Empirical approaches that applied PLS-PM to decision-making in healthcare were identified through a systematic literature search. PLS-PM was used as an estimation technique for a structural equation model that specified hypotheses between the components of decision processes and the reasonableness of decision-making in terms of medical, economic and other ethical criteria. The model was estimated for a sample of 55 coverage decisions on the extension of newborn screening programmes in Europe. Results were evaluated by standard reliability and validity measures for PLS-PM.

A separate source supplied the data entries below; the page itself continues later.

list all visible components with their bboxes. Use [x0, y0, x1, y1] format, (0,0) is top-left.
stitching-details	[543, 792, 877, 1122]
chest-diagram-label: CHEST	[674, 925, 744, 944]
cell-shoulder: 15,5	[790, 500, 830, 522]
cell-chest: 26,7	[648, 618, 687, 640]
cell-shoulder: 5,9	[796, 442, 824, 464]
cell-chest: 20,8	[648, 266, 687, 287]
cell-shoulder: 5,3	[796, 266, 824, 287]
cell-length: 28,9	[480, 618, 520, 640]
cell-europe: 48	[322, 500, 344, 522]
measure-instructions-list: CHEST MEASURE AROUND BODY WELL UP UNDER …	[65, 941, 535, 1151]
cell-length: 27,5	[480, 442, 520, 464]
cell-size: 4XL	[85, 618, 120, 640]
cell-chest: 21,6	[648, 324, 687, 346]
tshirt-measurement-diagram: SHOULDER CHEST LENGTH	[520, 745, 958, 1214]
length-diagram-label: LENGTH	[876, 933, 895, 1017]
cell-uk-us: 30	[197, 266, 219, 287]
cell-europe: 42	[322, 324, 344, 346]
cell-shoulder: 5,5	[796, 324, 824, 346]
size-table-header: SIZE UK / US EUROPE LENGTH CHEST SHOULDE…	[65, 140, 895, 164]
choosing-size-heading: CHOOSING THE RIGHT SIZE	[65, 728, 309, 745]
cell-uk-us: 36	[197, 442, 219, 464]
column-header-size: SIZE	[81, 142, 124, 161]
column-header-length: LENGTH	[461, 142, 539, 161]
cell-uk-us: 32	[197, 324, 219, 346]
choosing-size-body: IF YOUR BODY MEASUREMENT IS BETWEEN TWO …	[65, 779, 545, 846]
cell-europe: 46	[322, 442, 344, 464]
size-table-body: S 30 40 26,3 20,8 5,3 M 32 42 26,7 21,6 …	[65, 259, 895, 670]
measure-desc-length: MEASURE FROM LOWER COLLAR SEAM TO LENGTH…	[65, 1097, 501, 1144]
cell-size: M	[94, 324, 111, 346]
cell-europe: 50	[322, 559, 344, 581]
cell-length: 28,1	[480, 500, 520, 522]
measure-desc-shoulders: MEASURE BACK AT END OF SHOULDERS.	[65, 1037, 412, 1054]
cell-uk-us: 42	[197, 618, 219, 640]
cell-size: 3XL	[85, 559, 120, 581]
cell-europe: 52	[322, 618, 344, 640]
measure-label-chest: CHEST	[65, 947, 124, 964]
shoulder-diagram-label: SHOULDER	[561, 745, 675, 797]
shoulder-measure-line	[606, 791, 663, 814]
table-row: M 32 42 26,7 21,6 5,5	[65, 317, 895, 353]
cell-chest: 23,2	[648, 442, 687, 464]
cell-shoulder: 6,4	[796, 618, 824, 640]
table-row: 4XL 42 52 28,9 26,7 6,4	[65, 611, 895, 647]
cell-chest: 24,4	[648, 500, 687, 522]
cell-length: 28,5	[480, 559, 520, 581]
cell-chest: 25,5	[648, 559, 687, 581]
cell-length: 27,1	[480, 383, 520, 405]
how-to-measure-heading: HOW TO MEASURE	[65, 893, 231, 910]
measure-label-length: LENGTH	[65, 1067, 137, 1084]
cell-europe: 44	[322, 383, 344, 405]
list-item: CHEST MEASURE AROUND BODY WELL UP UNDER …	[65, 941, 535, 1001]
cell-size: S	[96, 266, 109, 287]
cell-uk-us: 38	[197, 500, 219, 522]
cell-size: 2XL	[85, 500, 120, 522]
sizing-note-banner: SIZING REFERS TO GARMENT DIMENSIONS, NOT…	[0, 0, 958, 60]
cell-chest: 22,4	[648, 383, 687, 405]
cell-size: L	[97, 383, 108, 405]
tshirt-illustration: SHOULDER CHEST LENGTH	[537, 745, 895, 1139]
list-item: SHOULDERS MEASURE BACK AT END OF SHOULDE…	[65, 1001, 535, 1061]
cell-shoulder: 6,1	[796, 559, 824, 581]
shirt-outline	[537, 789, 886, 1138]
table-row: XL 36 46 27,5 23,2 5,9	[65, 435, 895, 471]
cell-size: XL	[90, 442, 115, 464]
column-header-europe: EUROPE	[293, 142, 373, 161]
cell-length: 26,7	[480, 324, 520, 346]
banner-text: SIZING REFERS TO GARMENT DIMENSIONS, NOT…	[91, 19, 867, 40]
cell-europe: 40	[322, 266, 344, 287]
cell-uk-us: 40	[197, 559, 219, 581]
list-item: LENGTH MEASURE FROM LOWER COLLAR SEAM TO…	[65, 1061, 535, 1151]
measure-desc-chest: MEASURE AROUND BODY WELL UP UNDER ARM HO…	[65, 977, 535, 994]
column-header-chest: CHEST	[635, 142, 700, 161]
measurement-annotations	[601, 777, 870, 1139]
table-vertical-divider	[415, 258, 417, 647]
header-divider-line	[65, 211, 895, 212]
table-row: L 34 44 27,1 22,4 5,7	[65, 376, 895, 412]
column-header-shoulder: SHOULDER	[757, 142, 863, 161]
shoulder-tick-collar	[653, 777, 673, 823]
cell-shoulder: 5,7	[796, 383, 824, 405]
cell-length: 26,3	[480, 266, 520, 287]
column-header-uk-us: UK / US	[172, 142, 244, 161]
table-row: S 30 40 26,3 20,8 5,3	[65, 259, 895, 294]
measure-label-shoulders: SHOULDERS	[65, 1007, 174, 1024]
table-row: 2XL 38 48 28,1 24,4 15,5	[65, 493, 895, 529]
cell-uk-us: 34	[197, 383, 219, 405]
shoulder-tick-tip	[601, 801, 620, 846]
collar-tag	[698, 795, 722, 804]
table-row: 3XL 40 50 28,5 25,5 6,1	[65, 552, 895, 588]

After modification by dropping two indicators that showed poor measures in the measurement models’ quality assessment and were not meaningful for newborn screening, the structural equation model estimation produced plausible results. The presence of three influences was supported: the links between both stakeholder participation or transparency and the reasonableness of decision-making; and the effect of transparency on the degree of scientific rigour of assessment. Reliable and valid measurement models were obtained to describe the composites of ‘transparency’, ‘participation’, ‘scientific rigour’ and ‘reasonableness’.
The structural equation model was among the first applications of PLS-PM to coverage decision-making. It allowed testing of hypotheses in situations where there are links between several non-observable constructs. PLS-PM was compatible in accounting for the complexity of coverage decisions to obtain a more realistic perspective for empirical analysis. The model specification can be used for hypothesis testing by using larger sample sizes and for data in the full domain of health technologies.